DR Congo troops in rape and murder claim

Margot Wallstrom, the UN's special representative on sexual violence, listens to villagers in Kitchanga, in eastern Democratic Republic of Congo Margot Wallstrom visited the Democratic Republic of Congo last week to hear first hand testimony from witnesses and victims of abuses

A UN envoy says government troops in the Democratic Republic of Congo (DRC) might have committed rape and murder.

The special representative on sexual violence in conflict, Margot Wallstrom, said UN peacekeepers there had information suggesting soldiers had committed such abuses.

The alleged attacks are said to have occurred in the same place where rebels carried out mass rapes just weeks ago.

Ms Wallstrom urged the government to investigate the allegations.

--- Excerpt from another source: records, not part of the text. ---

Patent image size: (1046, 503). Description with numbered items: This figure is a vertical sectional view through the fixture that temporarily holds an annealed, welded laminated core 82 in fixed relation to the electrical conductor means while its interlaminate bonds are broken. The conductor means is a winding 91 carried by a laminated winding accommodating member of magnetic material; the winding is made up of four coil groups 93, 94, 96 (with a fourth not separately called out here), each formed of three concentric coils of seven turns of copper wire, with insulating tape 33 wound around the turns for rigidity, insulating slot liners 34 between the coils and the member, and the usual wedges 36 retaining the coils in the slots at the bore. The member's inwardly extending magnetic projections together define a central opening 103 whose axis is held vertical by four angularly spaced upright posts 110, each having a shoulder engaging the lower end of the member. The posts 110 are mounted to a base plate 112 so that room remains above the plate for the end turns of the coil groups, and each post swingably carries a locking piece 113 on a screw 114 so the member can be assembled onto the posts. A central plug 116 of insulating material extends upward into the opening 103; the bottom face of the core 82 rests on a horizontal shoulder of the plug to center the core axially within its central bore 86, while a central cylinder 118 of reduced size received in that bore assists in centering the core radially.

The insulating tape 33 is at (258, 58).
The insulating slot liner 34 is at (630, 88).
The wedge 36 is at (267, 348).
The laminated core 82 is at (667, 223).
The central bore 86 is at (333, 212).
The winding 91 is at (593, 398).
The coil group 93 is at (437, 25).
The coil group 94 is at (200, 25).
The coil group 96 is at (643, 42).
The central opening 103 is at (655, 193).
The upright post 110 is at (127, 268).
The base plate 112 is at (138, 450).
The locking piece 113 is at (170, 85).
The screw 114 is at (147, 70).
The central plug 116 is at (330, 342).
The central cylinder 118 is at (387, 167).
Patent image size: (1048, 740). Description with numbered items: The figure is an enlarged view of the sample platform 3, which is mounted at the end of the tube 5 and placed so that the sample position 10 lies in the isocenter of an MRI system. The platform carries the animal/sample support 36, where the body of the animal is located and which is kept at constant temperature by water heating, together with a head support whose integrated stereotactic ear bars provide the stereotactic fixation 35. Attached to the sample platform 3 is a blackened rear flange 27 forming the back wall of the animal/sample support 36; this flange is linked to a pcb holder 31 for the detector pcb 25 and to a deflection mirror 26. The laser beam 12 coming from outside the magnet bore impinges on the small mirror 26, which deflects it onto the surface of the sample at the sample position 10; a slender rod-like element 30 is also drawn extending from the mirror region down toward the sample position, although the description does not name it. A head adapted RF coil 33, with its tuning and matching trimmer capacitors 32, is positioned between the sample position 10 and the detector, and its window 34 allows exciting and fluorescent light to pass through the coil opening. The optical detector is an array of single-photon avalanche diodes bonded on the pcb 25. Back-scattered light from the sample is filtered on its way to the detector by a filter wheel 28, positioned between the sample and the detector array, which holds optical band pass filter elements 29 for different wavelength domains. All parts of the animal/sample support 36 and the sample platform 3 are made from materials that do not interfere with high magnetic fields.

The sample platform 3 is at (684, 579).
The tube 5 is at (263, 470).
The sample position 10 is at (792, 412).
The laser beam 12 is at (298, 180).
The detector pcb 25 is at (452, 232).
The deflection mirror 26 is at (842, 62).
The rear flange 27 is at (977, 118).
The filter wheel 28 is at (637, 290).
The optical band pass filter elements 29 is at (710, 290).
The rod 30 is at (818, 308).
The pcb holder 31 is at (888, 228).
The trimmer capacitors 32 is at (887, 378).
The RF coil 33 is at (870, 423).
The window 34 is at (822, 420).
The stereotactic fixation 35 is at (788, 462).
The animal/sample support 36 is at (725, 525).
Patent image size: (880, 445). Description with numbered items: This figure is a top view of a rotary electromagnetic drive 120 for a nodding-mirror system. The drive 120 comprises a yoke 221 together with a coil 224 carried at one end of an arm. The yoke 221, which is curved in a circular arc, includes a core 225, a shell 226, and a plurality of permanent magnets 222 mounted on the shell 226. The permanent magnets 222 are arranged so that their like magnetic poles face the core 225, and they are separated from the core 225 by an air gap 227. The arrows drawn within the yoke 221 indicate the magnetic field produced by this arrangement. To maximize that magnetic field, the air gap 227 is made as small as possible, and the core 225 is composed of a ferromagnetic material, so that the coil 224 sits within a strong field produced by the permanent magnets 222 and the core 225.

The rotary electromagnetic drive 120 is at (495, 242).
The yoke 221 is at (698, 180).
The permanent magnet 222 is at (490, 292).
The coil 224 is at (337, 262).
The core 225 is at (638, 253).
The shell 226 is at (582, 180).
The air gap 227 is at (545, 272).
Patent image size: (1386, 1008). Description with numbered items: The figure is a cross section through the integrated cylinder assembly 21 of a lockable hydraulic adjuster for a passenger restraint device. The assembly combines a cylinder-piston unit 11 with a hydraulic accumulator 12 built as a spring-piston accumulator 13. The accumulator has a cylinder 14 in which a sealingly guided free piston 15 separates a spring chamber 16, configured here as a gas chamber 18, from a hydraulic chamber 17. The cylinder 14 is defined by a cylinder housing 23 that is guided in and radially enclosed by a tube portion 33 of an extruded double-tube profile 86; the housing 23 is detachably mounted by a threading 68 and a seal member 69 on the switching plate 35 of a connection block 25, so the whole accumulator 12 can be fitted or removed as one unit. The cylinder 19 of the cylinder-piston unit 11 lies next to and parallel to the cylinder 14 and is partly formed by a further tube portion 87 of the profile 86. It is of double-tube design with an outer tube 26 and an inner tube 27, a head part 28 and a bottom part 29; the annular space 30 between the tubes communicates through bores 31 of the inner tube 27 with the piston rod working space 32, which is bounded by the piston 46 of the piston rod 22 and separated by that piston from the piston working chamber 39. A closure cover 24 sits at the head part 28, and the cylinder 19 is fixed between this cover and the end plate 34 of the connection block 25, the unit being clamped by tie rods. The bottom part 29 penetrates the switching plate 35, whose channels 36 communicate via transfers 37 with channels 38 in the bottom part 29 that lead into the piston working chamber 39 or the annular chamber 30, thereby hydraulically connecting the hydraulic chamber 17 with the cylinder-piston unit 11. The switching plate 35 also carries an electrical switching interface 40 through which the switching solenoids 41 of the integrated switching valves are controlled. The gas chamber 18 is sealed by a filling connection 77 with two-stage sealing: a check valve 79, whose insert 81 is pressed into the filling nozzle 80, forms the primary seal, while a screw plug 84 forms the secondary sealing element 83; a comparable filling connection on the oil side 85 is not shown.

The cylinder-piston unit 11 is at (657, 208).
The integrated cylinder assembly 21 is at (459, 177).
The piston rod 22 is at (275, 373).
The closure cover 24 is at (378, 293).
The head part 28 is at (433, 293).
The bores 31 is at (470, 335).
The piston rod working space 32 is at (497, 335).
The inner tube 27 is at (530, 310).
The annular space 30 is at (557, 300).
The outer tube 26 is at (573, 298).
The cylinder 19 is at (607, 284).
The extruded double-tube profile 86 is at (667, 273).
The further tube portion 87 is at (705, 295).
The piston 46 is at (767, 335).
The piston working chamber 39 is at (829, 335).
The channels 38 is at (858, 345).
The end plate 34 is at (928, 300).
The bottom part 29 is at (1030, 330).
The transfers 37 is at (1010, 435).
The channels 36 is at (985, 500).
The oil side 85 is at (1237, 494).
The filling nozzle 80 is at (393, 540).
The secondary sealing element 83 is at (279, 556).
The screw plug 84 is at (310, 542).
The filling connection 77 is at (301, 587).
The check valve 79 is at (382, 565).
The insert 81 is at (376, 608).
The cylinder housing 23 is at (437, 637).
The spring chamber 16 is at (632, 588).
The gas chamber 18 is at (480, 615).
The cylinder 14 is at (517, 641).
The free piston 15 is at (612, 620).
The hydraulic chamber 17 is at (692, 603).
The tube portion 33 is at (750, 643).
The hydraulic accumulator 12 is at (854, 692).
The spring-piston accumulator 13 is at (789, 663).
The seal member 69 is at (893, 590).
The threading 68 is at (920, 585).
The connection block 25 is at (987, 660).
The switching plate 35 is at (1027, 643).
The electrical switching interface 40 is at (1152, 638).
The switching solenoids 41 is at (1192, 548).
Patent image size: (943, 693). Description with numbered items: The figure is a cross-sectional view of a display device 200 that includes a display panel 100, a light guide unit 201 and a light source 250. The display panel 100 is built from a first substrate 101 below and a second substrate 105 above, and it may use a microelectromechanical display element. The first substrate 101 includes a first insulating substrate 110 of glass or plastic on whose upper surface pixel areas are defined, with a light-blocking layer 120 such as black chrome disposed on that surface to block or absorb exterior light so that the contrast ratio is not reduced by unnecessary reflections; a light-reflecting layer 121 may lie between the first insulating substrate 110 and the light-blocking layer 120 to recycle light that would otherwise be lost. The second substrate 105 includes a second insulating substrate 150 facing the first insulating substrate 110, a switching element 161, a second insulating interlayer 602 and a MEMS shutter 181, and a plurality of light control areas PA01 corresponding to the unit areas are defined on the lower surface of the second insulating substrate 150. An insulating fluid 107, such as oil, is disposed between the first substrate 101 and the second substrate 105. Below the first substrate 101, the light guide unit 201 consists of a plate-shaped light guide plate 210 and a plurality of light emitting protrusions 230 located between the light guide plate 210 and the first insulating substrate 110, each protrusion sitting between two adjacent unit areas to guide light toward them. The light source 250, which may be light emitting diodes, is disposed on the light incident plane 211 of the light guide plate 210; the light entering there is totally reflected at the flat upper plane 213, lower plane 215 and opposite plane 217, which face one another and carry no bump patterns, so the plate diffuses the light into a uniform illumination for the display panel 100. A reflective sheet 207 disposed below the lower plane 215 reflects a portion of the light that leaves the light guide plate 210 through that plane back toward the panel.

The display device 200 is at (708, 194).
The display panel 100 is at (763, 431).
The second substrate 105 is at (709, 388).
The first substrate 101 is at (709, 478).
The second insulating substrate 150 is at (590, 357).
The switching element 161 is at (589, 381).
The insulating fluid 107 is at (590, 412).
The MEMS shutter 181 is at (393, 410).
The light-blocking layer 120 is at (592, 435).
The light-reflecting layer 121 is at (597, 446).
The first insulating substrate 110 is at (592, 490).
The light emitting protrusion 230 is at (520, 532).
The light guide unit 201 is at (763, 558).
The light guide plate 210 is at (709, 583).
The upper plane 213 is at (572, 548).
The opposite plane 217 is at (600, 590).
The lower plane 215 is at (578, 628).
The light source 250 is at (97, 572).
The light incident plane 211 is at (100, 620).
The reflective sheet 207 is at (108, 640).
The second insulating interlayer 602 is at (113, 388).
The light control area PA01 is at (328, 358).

She was briefing the Security Council on her visit to North Kivu province.

After the mass rapes in July and August came to light, UN peacekeepers based just 20 miles (32km) away were criticised for not responding quickly enough.


"A dead rat is worth more than the body of a woman." That's the quote from a rape victim with which Margot Wallstrom began her report to the Security Council.

She also described communities reeling with shock after the rapes of elderly women, which shattered social taboos.

The reality is that eastern DR Congo itself is shattered, with both rebels and government troops preying on civilians. In such a context of lawlessness, what can be done?

Much has been said about improving the performance of UN peacekeepers who failed to respond to the mass rapes in July and August. But even at best they are not a substitute for a functioning government.

Ms Wallstrom's strategy has been to press for holding militia leaders accountable under international law. She therefore made much of the recent arrests of two rebel commanders, including one on a warrant from the International Criminal Court, calling this an important precedent which gave victims a "glimmer of hope."

About 300 civilians and more than 50 children in the Walikale region were raped by the rebels - many of them in front of their families and neighbours.

Ms Wallstrom blamed the rebel Democratic Forces for the Liberation of Rwanda (FDLR) and Mai-Mai militia.

The attacks had focused international attention on the endemic sexual violence in Congo and UN failures to deal with it.

Since then, Ms Wallstrom said government troops (FARDC) had been deployed to the territory to reassert control and to implement the president's moratorium on mining in the area, which is rich in minerals.

The UN special representative heard directly from locals on her visit last week and said UN peacekeepers in the area had also told her of rapes, killings and lootings perpetrated recently by government soldiers.

She urged the DRC government to investigate the new attacks and "swiftly hold any perpetrators to account".

"The possibility that the same communities that were brutalised in July and August are now also suffering exactions at the hands of the FARDC troops is unimaginable and unacceptable," she said.

Margot Wallstrom says civilians want to feel safe and protected

The BBC's United Nations correspondent, Barbara Plett, says Ms Wallstrom's warning underlines the enormous difficulty of protecting civilians in a region overrun by rebel groups, with an army made up of former militias.

The UN Security Council also heard a call for sanctions against a Rwandan Hutu commander known as "Colonel Serafim" who the special representative says is among those responsible for the July and August attacks.

Ms Wallstrom welcomed the recent arrests of two rebel leaders, saying this should serve as a warning that sexual violence would not be tolerated.